On the complete other end of the spectrum is The Returned. If Ash vs Evil Dead is a spouting artery of gleeful gore, the French series is rigor mortis itself. In the first season, the residents of a remote mountain town were undone when their dead relatives suddenly returned to life, seemingly unscathed and frozen at the age they were when they expired. So: A teenage girl is suddenly reconnected to her barely adolescent twin, a young mother is visited by the fiancé who killed himself while she was pregnant, a bar owner who happily buried his murderous brother years ago must find a way to accept him back into his orbit. It’s a bold premise, to be sure, and a lesser show would have balked at the pressure to provide answers. But the beauty of The Returned was the uncomfortable manner in which it asked its heavy questions, the way it allowed its impossible dream of a premise to curdle, subtly and slowly, into a sour nightmare.

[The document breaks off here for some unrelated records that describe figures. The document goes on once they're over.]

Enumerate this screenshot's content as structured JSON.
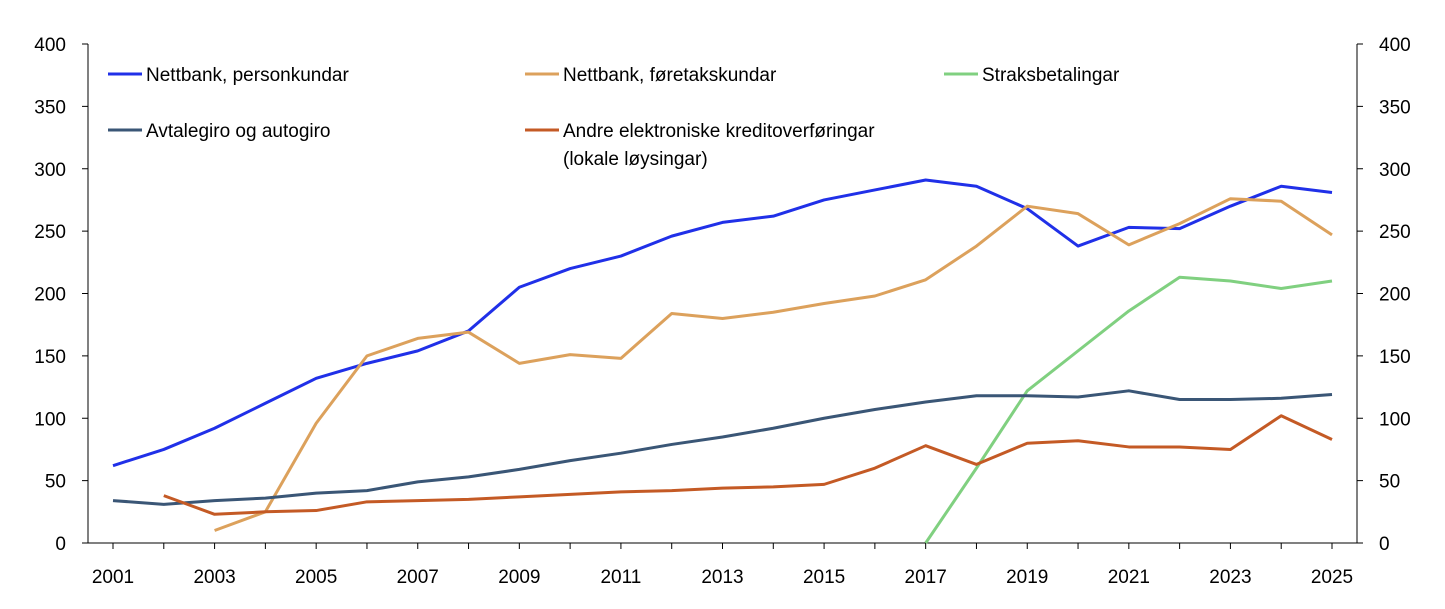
{
  "chart_data": {
    "type": "line",
    "x": [
      2001,
      2002,
      2003,
      2004,
      2005,
      2006,
      2007,
      2008,
      2009,
      2010,
      2011,
      2012,
      2013,
      2014,
      2015,
      2016,
      2017,
      2018,
      2019,
      2020,
      2021,
      2022,
      2023,
      2024,
      2025
    ],
    "x_tick_labels": [
      "2001",
      "2003",
      "2005",
      "2007",
      "2009",
      "2011",
      "2013",
      "2015",
      "2017",
      "2019",
      "2021",
      "2023",
      "2025"
    ],
    "ylim": [
      0,
      400
    ],
    "y_tick_labels": [
      "0",
      "50",
      "100",
      "150",
      "200",
      "250",
      "300",
      "350",
      "400"
    ],
    "y2lim": [
      0,
      400
    ],
    "title": "",
    "xlabel": "",
    "ylabel": "",
    "grid": false,
    "legend_position": "top",
    "series": [
      {
        "name": "Nettbank, personkundar",
        "color": "#2030e8",
        "values": [
          62,
          75,
          92,
          112,
          132,
          144,
          154,
          170,
          205,
          220,
          230,
          246,
          257,
          262,
          275,
          283,
          291,
          286,
          268,
          238,
          253,
          252,
          270,
          286,
          281
        ]
      },
      {
        "name": "Nettbank, føretakskundar",
        "color": "#dca15c",
        "values": [
          null,
          null,
          10,
          25,
          96,
          150,
          164,
          169,
          144,
          151,
          148,
          184,
          180,
          185,
          192,
          198,
          211,
          238,
          270,
          264,
          239,
          256,
          276,
          274,
          247
        ]
      },
      {
        "name": "Straksbetalingar",
        "color": "#80d080",
        "values": [
          null,
          null,
          null,
          null,
          null,
          null,
          null,
          null,
          null,
          null,
          null,
          null,
          null,
          null,
          null,
          null,
          0,
          60,
          122,
          154,
          186,
          213,
          210,
          204,
          210
        ]
      },
      {
        "name": "Avtalegiro og autogiro",
        "color": "#3a5676",
        "values": [
          34,
          31,
          34,
          36,
          40,
          42,
          49,
          53,
          59,
          66,
          72,
          79,
          85,
          92,
          100,
          107,
          113,
          118,
          118,
          117,
          122,
          115,
          115,
          116,
          119
        ]
      },
      {
        "name": "Andre elektroniske kreditoverføringar",
        "name_line2": "(lokale løysingar)",
        "color": "#c45a25",
        "values": [
          null,
          38,
          23,
          25,
          26,
          33,
          34,
          35,
          37,
          39,
          41,
          42,
          44,
          45,
          47,
          60,
          78,
          63,
          80,
          82,
          77,
          77,
          75,
          102,
          83
        ]
      }
    ]
  }
}
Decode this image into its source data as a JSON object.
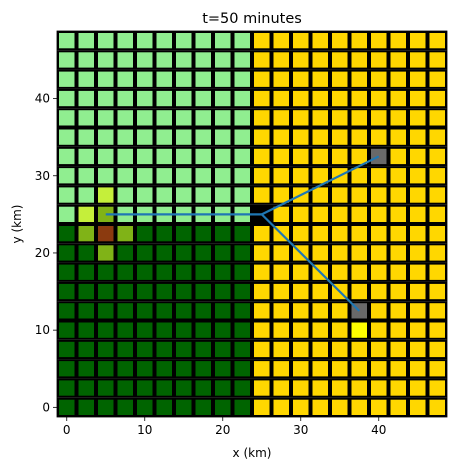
{
  "chart_data": {
    "type": "heatmap",
    "title": "t=50 minutes",
    "xlabel": "x (km)",
    "ylabel": "y (km)",
    "xlim": [
      -1.25,
      48.75
    ],
    "ylim": [
      -1.25,
      48.75
    ],
    "xticks": [
      0,
      10,
      20,
      30,
      40
    ],
    "yticks": [
      0,
      10,
      20,
      30,
      40
    ],
    "grid": {
      "cols": 20,
      "rows": 20,
      "cell_size_km": 2.5,
      "origin_km": [
        0,
        0
      ]
    },
    "colors": {
      "light_green": "#90ee90",
      "dark_green": "#006400",
      "gold": "#ffd700",
      "black": "#000000",
      "gray": "#696969",
      "yellow": "#ffff00",
      "yellow_green": "#c5ef3a",
      "olive_green": "#80b317",
      "brown": "#8b3a0f",
      "path": "#1f77b4",
      "cell_border": "#000000"
    },
    "regions": [
      {
        "color": "light_green",
        "col_range": [
          0,
          9
        ],
        "row_range": [
          10,
          19
        ]
      },
      {
        "color": "dark_green",
        "col_range": [
          0,
          9
        ],
        "row_range": [
          0,
          9
        ]
      },
      {
        "color": "gold",
        "col_range": [
          10,
          19
        ],
        "row_range": [
          0,
          19
        ]
      }
    ],
    "special_cells": [
      {
        "col": 2,
        "row": 10,
        "color": "olive_green"
      },
      {
        "col": 2,
        "row": 9,
        "color": "brown"
      },
      {
        "col": 1,
        "row": 9,
        "color": "olive_green"
      },
      {
        "col": 2,
        "row": 8,
        "color": "olive_green"
      },
      {
        "col": 2,
        "row": 11,
        "color": "yellow_green"
      },
      {
        "col": 1,
        "row": 10,
        "color": "yellow_green"
      },
      {
        "col": 3,
        "row": 9,
        "color": "olive_green"
      },
      {
        "col": 10,
        "row": 10,
        "color": "black"
      },
      {
        "col": 15,
        "row": 5,
        "color": "gray"
      },
      {
        "col": 15,
        "row": 4,
        "color": "yellow"
      },
      {
        "col": 16,
        "row": 13,
        "color": "gray"
      }
    ],
    "series": [
      {
        "x": [
          5,
          25
        ],
        "y": [
          25,
          25
        ]
      },
      {
        "x": [
          25,
          40
        ],
        "y": [
          25,
          32.5
        ]
      },
      {
        "x": [
          25,
          37.5
        ],
        "y": [
          25,
          12.5
        ]
      }
    ]
  }
}
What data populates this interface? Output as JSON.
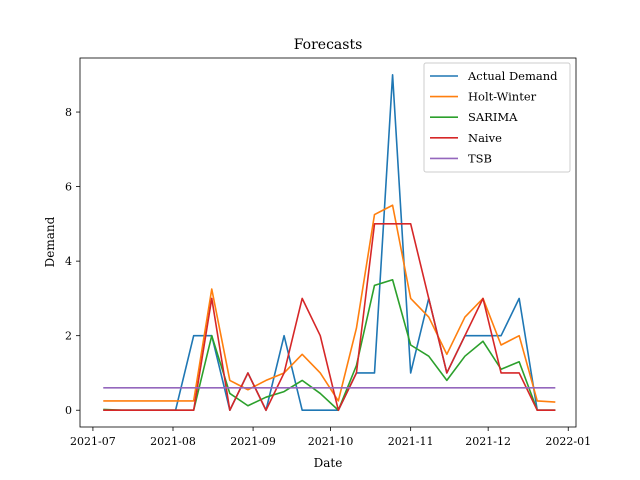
{
  "chart_data": {
    "type": "line",
    "title": "Forecasts",
    "xlabel": "Date",
    "ylabel": "Demand",
    "x_dates": [
      "2021-07-05",
      "2021-07-12",
      "2021-07-19",
      "2021-07-26",
      "2021-08-02",
      "2021-08-09",
      "2021-08-16",
      "2021-08-23",
      "2021-08-30",
      "2021-09-06",
      "2021-09-13",
      "2021-09-20",
      "2021-09-27",
      "2021-10-04",
      "2021-10-11",
      "2021-10-18",
      "2021-10-25",
      "2021-11-01",
      "2021-11-08",
      "2021-11-15",
      "2021-11-22",
      "2021-11-29",
      "2021-12-06",
      "2021-12-13",
      "2021-12-20",
      "2021-12-27"
    ],
    "xlim": [
      "2021-06-26",
      "2022-01-04"
    ],
    "ylim": [
      -0.45,
      9.45
    ],
    "x_ticks": [
      {
        "date": "2021-07-01",
        "label": "2021-07"
      },
      {
        "date": "2021-08-01",
        "label": "2021-08"
      },
      {
        "date": "2021-09-01",
        "label": "2021-09"
      },
      {
        "date": "2021-10-01",
        "label": "2021-10"
      },
      {
        "date": "2021-11-01",
        "label": "2021-11"
      },
      {
        "date": "2021-12-01",
        "label": "2021-12"
      },
      {
        "date": "2022-01-01",
        "label": "2022-01"
      }
    ],
    "y_ticks": [
      0,
      2,
      4,
      6,
      8
    ],
    "grid": false,
    "legend_position": "top-right",
    "series": [
      {
        "name": "Actual Demand",
        "color": "#1f77b4",
        "values": [
          0,
          0,
          0,
          0,
          0,
          2,
          2,
          0,
          1,
          0,
          2,
          0,
          0,
          0,
          1,
          1,
          9,
          1,
          3,
          1,
          2,
          2,
          2,
          3,
          0,
          0
        ]
      },
      {
        "name": "Holt-Winter",
        "color": "#ff7f0e",
        "values": [
          0.25,
          0.25,
          0.25,
          0.25,
          0.25,
          0.25,
          3.25,
          0.8,
          0.55,
          0.8,
          1.0,
          1.5,
          1.0,
          0.25,
          2.2,
          5.25,
          5.5,
          3.0,
          2.5,
          1.5,
          2.5,
          3.0,
          1.75,
          2.0,
          0.25,
          0.22
        ]
      },
      {
        "name": "SARIMA",
        "color": "#2ca02c",
        "values": [
          0.02,
          0.0,
          0.0,
          0.0,
          0.0,
          0.0,
          2.0,
          0.45,
          0.12,
          0.35,
          0.5,
          0.8,
          0.45,
          0.0,
          1.2,
          3.35,
          3.5,
          1.75,
          1.45,
          0.8,
          1.45,
          1.85,
          1.1,
          1.3,
          0.0,
          0.0
        ]
      },
      {
        "name": "Naive",
        "color": "#d62728",
        "values": [
          0,
          0,
          0,
          0,
          0,
          0,
          3,
          0,
          1,
          0,
          1,
          3,
          2,
          0,
          1,
          5,
          5,
          5,
          3,
          1,
          2,
          3,
          1,
          1,
          0,
          0
        ]
      },
      {
        "name": "TSB",
        "color": "#9467bd",
        "values": [
          0.6,
          0.6,
          0.6,
          0.6,
          0.6,
          0.6,
          0.6,
          0.6,
          0.6,
          0.6,
          0.6,
          0.6,
          0.6,
          0.6,
          0.6,
          0.6,
          0.6,
          0.6,
          0.6,
          0.6,
          0.6,
          0.6,
          0.6,
          0.6,
          0.6,
          0.6
        ]
      }
    ]
  }
}
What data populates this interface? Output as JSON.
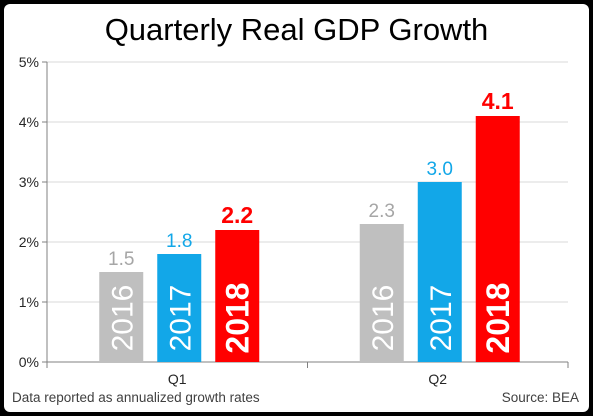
{
  "chart_data": {
    "type": "bar",
    "title": "Quarterly Real GDP Growth",
    "categories": [
      "Q1",
      "Q2"
    ],
    "series": [
      {
        "name": "2016",
        "values": [
          1.5,
          2.3
        ],
        "color": "#bfbfbf",
        "value_color": "#a6a6a6",
        "emphasis": false
      },
      {
        "name": "2017",
        "values": [
          1.8,
          3.0
        ],
        "color": "#12a7e8",
        "value_color": "#12a7e8",
        "emphasis": false
      },
      {
        "name": "2018",
        "values": [
          2.2,
          4.1
        ],
        "color": "#ff0000",
        "value_color": "#ff0000",
        "emphasis": true
      }
    ],
    "value_labels": [
      [
        "1.5",
        "2.3"
      ],
      [
        "1.8",
        "3.0"
      ],
      [
        "2.2",
        "4.1"
      ]
    ],
    "y_ticks": [
      "0%",
      "1%",
      "2%",
      "3%",
      "4%",
      "5%"
    ],
    "ylim": [
      0,
      5
    ],
    "grid": true,
    "legend": "inside-bars"
  },
  "footnote": "Data reported  as annualized growth  rates",
  "source": "Source:  BEA"
}
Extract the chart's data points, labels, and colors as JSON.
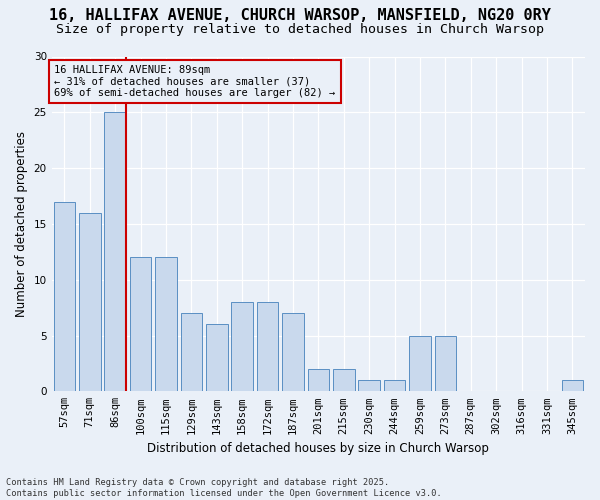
{
  "title": "16, HALLIFAX AVENUE, CHURCH WARSOP, MANSFIELD, NG20 0RY",
  "subtitle": "Size of property relative to detached houses in Church Warsop",
  "xlabel": "Distribution of detached houses by size in Church Warsop",
  "ylabel": "Number of detached properties",
  "categories": [
    "57sqm",
    "71sqm",
    "86sqm",
    "100sqm",
    "115sqm",
    "129sqm",
    "143sqm",
    "158sqm",
    "172sqm",
    "187sqm",
    "201sqm",
    "215sqm",
    "230sqm",
    "244sqm",
    "259sqm",
    "273sqm",
    "287sqm",
    "302sqm",
    "316sqm",
    "331sqm",
    "345sqm"
  ],
  "values": [
    17,
    16,
    25,
    12,
    12,
    7,
    6,
    8,
    8,
    7,
    2,
    2,
    1,
    1,
    5,
    5,
    0,
    0,
    0,
    0,
    1
  ],
  "bar_color": "#c9d9ed",
  "bar_edge_color": "#5a8fc3",
  "vline_after_index": 2,
  "vline_color": "#cc0000",
  "annotation_text": "16 HALLIFAX AVENUE: 89sqm\n← 31% of detached houses are smaller (37)\n69% of semi-detached houses are larger (82) →",
  "annotation_box_edgecolor": "#cc0000",
  "ylim": [
    0,
    30
  ],
  "yticks": [
    0,
    5,
    10,
    15,
    20,
    25,
    30
  ],
  "footer": "Contains HM Land Registry data © Crown copyright and database right 2025.\nContains public sector information licensed under the Open Government Licence v3.0.",
  "bg_color": "#eaf0f8",
  "grid_color": "#ffffff",
  "title_fontsize": 11,
  "subtitle_fontsize": 9.5,
  "annot_fontsize": 7.5,
  "tick_fontsize": 7.5,
  "ylabel_fontsize": 8.5,
  "xlabel_fontsize": 8.5,
  "footer_fontsize": 6.2
}
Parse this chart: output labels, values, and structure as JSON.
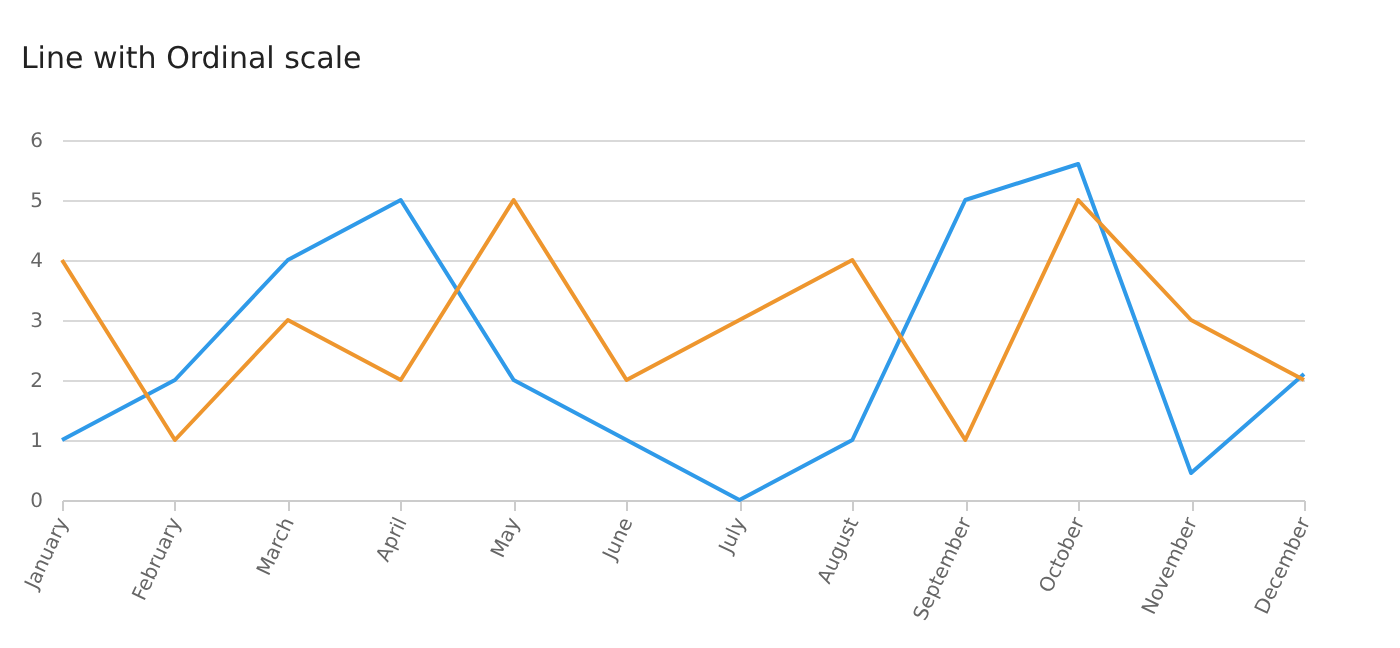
{
  "chart_data": {
    "type": "line",
    "title": "Line with Ordinal scale",
    "categories": [
      "January",
      "February",
      "March",
      "April",
      "May",
      "June",
      "July",
      "August",
      "September",
      "October",
      "November",
      "December"
    ],
    "series": [
      {
        "color": "#2f9ae9",
        "values": [
          1,
          2,
          4,
          5,
          2,
          1,
          0,
          1,
          5,
          5.6,
          0.45,
          2.1
        ]
      },
      {
        "color": "#ee962e",
        "values": [
          4,
          1,
          3,
          2,
          5,
          2,
          3,
          4,
          1,
          5,
          3,
          2
        ]
      }
    ],
    "ylim": [
      0,
      6
    ],
    "yticks": [
      0,
      1,
      2,
      3,
      4,
      5,
      6
    ],
    "grid": "y",
    "marker": "none",
    "line_style": "solid"
  }
}
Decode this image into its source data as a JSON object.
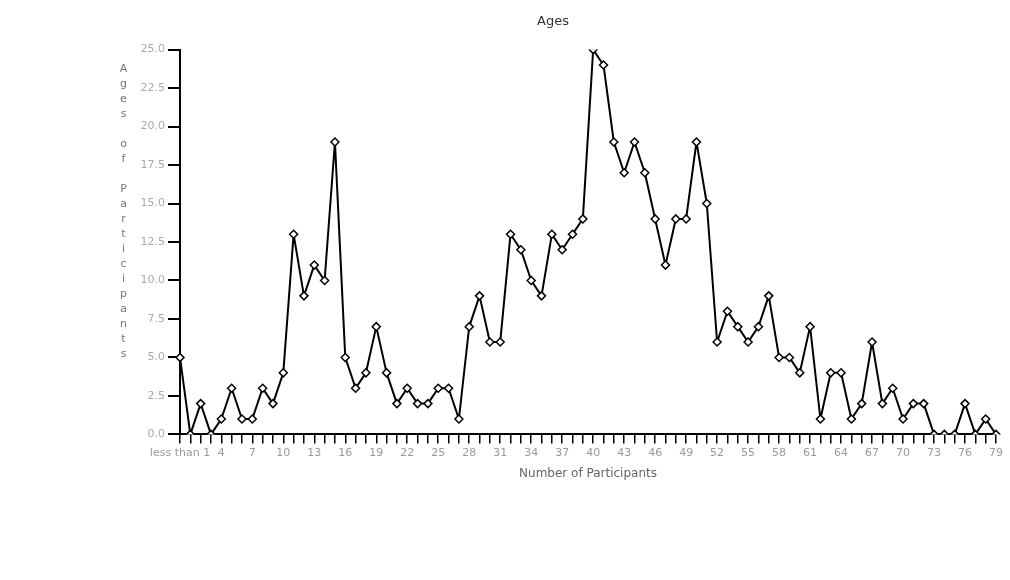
{
  "chart_data": {
    "type": "line",
    "title": "Ages",
    "xlabel": "Number of Participants",
    "ylabel": "Ages of Participants",
    "categories": [
      "less than 1",
      null,
      null,
      null,
      "4",
      null,
      null,
      "7",
      null,
      null,
      "10",
      null,
      null,
      "13",
      null,
      null,
      "16",
      null,
      null,
      "19",
      null,
      null,
      "22",
      null,
      null,
      "25",
      null,
      null,
      "28",
      null,
      null,
      "31",
      null,
      null,
      "34",
      null,
      null,
      "37",
      null,
      null,
      "40",
      null,
      null,
      "43",
      null,
      null,
      "46",
      null,
      null,
      "49",
      null,
      null,
      "52",
      null,
      null,
      "55",
      null,
      null,
      "58",
      null,
      null,
      "61",
      null,
      null,
      "64",
      null,
      null,
      "67",
      null,
      null,
      "70",
      null,
      null,
      "73",
      null,
      null,
      "76",
      null,
      null,
      "79"
    ],
    "series": [
      {
        "color": "#000000",
        "values": [
          5,
          0,
          2,
          0,
          1,
          3,
          1,
          1,
          3,
          2,
          4,
          13,
          9,
          11,
          10,
          19,
          5,
          3,
          4,
          7,
          4,
          2,
          3,
          2,
          2,
          3,
          3,
          1,
          7,
          9,
          6,
          6,
          13,
          12,
          10,
          9,
          13,
          12,
          13,
          14,
          25,
          24,
          19,
          17,
          19,
          17,
          14,
          11,
          14,
          14,
          19,
          15,
          6,
          8,
          7,
          6,
          7,
          9,
          5,
          5,
          4,
          7,
          1,
          4,
          4,
          1,
          2,
          6,
          2,
          3,
          1,
          2,
          2,
          0,
          0,
          0,
          2,
          0,
          1,
          0
        ]
      }
    ],
    "ylim": [
      0,
      25
    ],
    "yticks": [
      {
        "value": 0,
        "label": "0.0"
      },
      {
        "value": 2.5,
        "label": "2.5"
      },
      {
        "value": 5,
        "label": "5.0"
      },
      {
        "value": 7.5,
        "label": "7.5"
      },
      {
        "value": 10,
        "label": "10.0"
      },
      {
        "value": 12.5,
        "label": "12.5"
      },
      {
        "value": 15,
        "label": "15.0"
      },
      {
        "value": 17.5,
        "label": "17.5"
      },
      {
        "value": 20,
        "label": "20.0"
      },
      {
        "value": 22.5,
        "label": "22.5"
      },
      {
        "value": 25,
        "label": "25.0"
      }
    ],
    "grid": false,
    "marker": "diamond",
    "line_style": "solid"
  }
}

In Season 2, The Returned remains as discomfiting and elliptical as ever. Few shows are as starkly beautiful; its palate of ghostly grays and harsh, metallic light suggests the work of an impressionist T-1000. And the music, once again composed by the Scottish noise poets Mogwai, is subtle and devastating. A flood has cleared out the town, and the dead have set up their own society in the mountains. The imminent arrival of Adèle’s (Clotilde Hesme) baby — she was impregnated last season by the very much deceased Simon (Pierre Perrier) — is what drives the plot, but, the truth is, plot seems almost secondary in such an eerie landscape. Indeed, The Returned doesn’t scare so much as it haunts. On a show like this, it’s the living who slowly drop their masks to reveal the scarred monsters lurking underneath. The supernatural is really just a mirror for the frightening possibilities of human nature. It’s this psychological dismemberment, not the bloodier, more literal kind, in which television has historically excelled. That’s because, when a movie ends, you can walk quickly out of the theater and retreat to the quiet safety of home. On TV, the scariest sights are always coming from inside the house.